Współudział w rosyjskiej agresji na Ukrainę radykalnie pogorszył sytuację białoruskiej gospodarki – ocenia Ośrodek Studiów Wschodnich. Według nich, władze w Mińsku nie zdołają zrekompensować olbrzymich strat finansowych wynikających m.in. z załamania eksportu do UE i utraty ukraińskiego rynku zbytu.
W I kwartale br. PKB Białorusi skurczył się o 0,4 proc. i był to pierwszy spadek tego wskaźnika od końca 2020 r. „Władze w Mińsku nie będą w stanie zrekompensować olbrzymich strat finansowych wynikających nie tylko z załamania eksportu do Unii, lecz także z utraty na wiele miesięcy (a być może nawet lat) równie istotnego ukraińskiego rynku zbytu” – stwierdził ekspert OSW Kamil Kłysiński.

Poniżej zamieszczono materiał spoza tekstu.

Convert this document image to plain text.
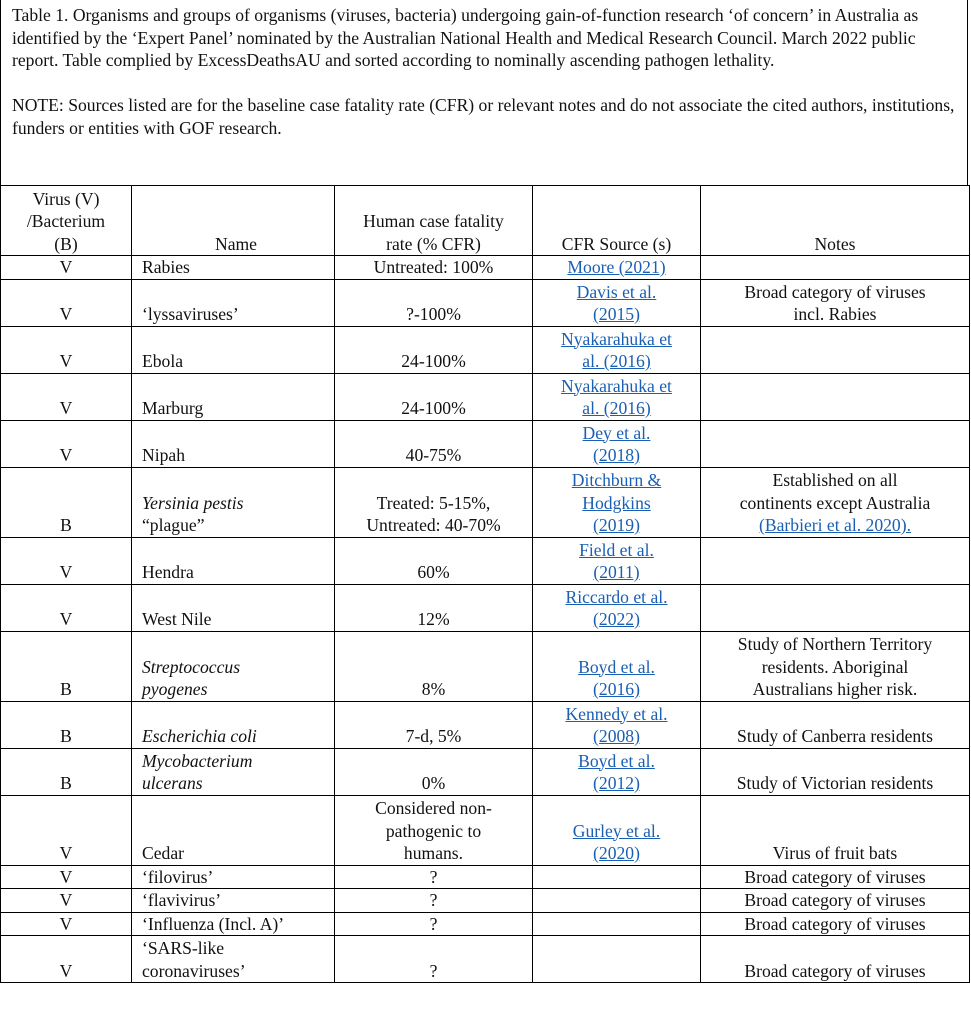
Table 1. Organisms and groups of organisms (viruses, bacteria) undergoing gain-of-function research ‘of concern’ in Australia as identified by the ‘Expert Panel’ nominated by the Australian National Health and Medical Research Council. March 2022 public report. Table complied by ExcessDeathsAU and sorted according to nominally ascending pathogen lethality.

NOTE: Sources listed are for the baseline case fatality rate (CFR) or relevant notes and do not associate the cited authors, institutions, funders or entities with GOF research.

Virus (V)
/Bacterium
(B)	Name	Human case fatality
rate (% CFR)	CFR Source (s)	Notes
V	Rabies	Untreated: 100%	Moore (2021)	

V	‘lyssaviruses’	?-100%	Davis et al.
(2015)	Broad category of viruses
incl. Rabies

V	Ebola	24-100%	Nyakarahuka et
al. (2016)	

V	Marburg	24-100%	Nyakarahuka et
al. (2016)	

V	Nipah	40-75%	Dey et al.
(2018)	

B	Yersinia pestis
“plague”	Treated: 5-15%,
Untreated: 40-70%	Ditchburn &
Hodgkins
(2019)	Established on all
continents except Australia
(Barbieri et al. 2020).

V	Hendra	60%	Field et al.
(2011)	

V	West Nile	12%	Riccardo et al.
(2022)	

B	Streptococcus
pyogenes	8%	Boyd et al.
(2016)	Study of Northern Territory
residents. Aboriginal
Australians higher risk.

B	Escherichia coli	7-d, 5%	Kennedy et al.
(2008)	Study of Canberra residents

B	Mycobacterium
ulcerans	0%	Boyd et al.
(2012)	Study of Victorian residents

V	Cedar	Considered non-
pathogenic to
humans.	Gurley et al.
(2020)	Virus of fruit bats

V	‘filovirus’	?		Broad category of viruses

V	‘flavivirus’	?		Broad category of viruses

V	‘Influenza (Incl. A)’	?		Broad category of viruses

V	‘SARS-like
coronaviruses’	?		Broad category of viruses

Dodał, że konserwatywny w ocenach Bank Światowy prognozuje w tym roku obniżenie się białoruskiego PKB o 6,5 proc. A może nawet o 15 proc., według oceny agencji S&P.
Mińsk utracił w ostatnich tygodniach niemal wszystkie najbardziej dochodowe kategorie eksportu na rynki państw UE i Ukrainy. Państwo nie jest obecnie w stanie refinansować zadłużenia zagranicznego, co nie tylko skutkuje spadkiem rezerw walutowych, lecz także potęguje problemy z wypłacalnością – ocenił ekspert.
W tej sytuacji, Łukaszence pozostaje zawisnąć na klamce Kremle i szukać wsparcia Rosji. Spadek PKB o 3,3 proc., który odnotowano w marcu br., zakończył trwający od początku 2021 r. trend wzrostowy w białoruskiej gospodarce.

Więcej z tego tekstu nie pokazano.